В те времена он и сам не понимал собственных речей. Короче говоря, он был юным арестантом, зациклившимся на радужной перспективе сделаться подлинным интеллектуалом, и любил употребить в разговоре, правда слегка путаясь, словечки, которые слыхал от «подлинных интеллектуалов». Тем не менее, уверяю вас, в других вещах он не был столь наивен, и ему понадобилось всего несколько месяцев общения с Карло Марксом, чтобы полностью освоиться и с терминами, и с жаргоном. Несмотря ни на что, мы поняли друг друга на иных уровнях безумия, и я согласился, пока он не найдет работу, пустить его пожить, к тому же мы договорились когда-нибудь отправиться на Запад. Была зима 1947 года.
Как-то вечером, когда Дин ужинал у меня – он уже нашел работу на автостоянке в Нью-Йорке, – я сидел и барабанил на машинке, а он положил руку мне на плечо и сказал:
– Собирайся, старина, эти девицы ждать не будут, поторопись.
Я ответил:
– Подожди минуту, я только закончу главу, – а это была одна из лучших глав книги.

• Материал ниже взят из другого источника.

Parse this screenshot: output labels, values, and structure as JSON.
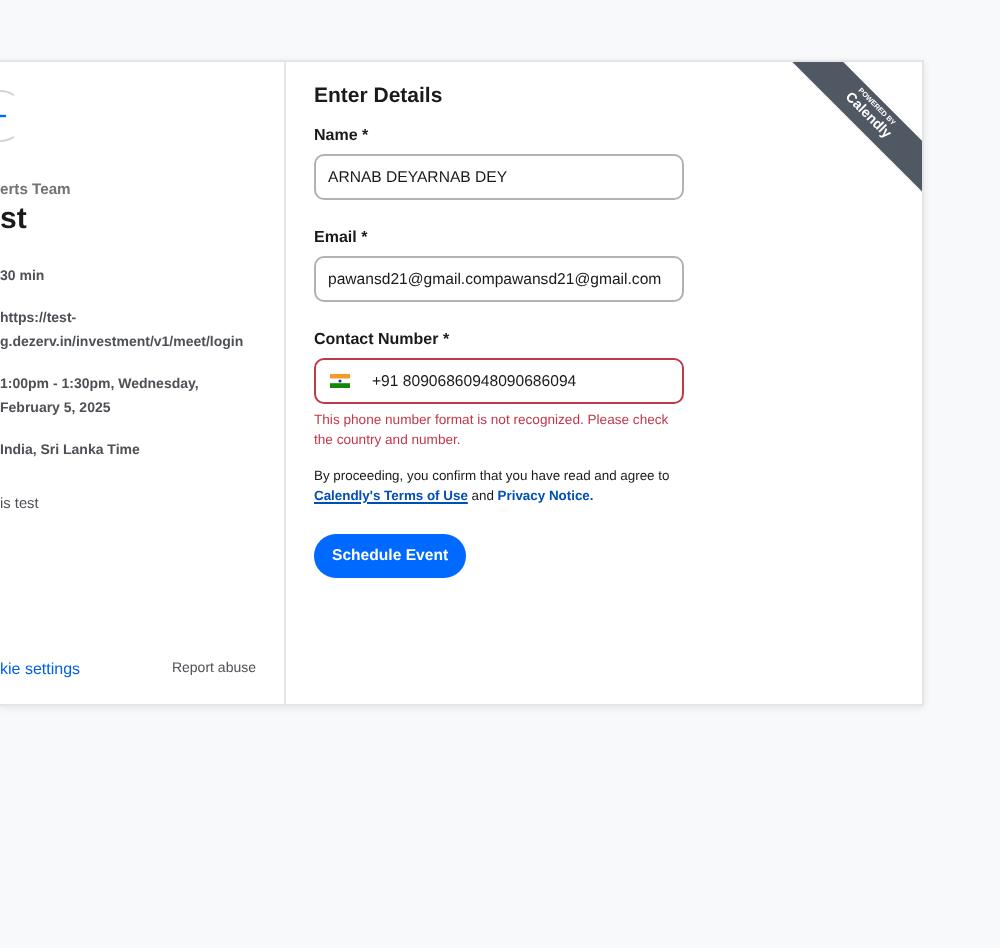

Потом я оделся, и мы помчались в Нью-Йорк на встречу с какими-то девицами. Когда мы ехали в автобусе сквозь таинственную фосфоресцирующую пустоту туннеля Линкольна, опираясь друг на друга, тыча пальцами в воздух, возбужденно и громко болтая, Диново помешательство начало передаваться мне. Он был всего лишь юношей, до умопомрачения опьяненным жизнью, и, будучи мошенником, мошенничал только потому, что очень хотел жить и иметь дело с людьми, которые иначе не обратили бы на него никакого внимания. Он надувал и меня, и я это знал (из-за жилья, харчей и того, «как-надо-писать»), а он знал, что я это знаю (и в этом суть наших отношений), но мне было наплевать, и мы прекрасно ладили – не докучая и не угождая друг другу. Деликатные, словно новоиспеченные друзья, мы обхаживали друг друга на цыпочках. Я начал у него учиться так же, как он, вероятно, учился у меня. Что до моей работы, то он говорил:
– Давай, давай, то, что ты делаешь, – великолепно!
Когда я писал рассказы, он заглядывал мне через плечо и орал:
– Да! Точно! Ого! Старина! – А еще: – Уфф! – и вытирал платком лицо, – Эх, старина, еще столько надо сделать, столько написать! Главное – начать бы все это записывать, да без всяких там лишних стеснений и препятствий вроде литературных запретов и грамматических страхов…
– Да, старина, вот это я понимаю!
И я видел нечто вроде священной молнии, рожденной на свет его волнением и его видениями, которые он обрисовывал так стремительно и многословно, что люди в автобусах оборачивались, чтобы разглядеть «перевозбужденного психа». Треть своей жизни на Западе он провел, играя на тотализаторе, треть – в тюрьме и треть – в публичной библиотеке. Видели, как он, нагруженный книгами, опрометью мчится с непокрытой головой по зимним улицам в тотализаторный зал автодрома или как карабкается по деревьям на чердаки своих приятелей, где он сутками читал, а то и скрывался от полиции.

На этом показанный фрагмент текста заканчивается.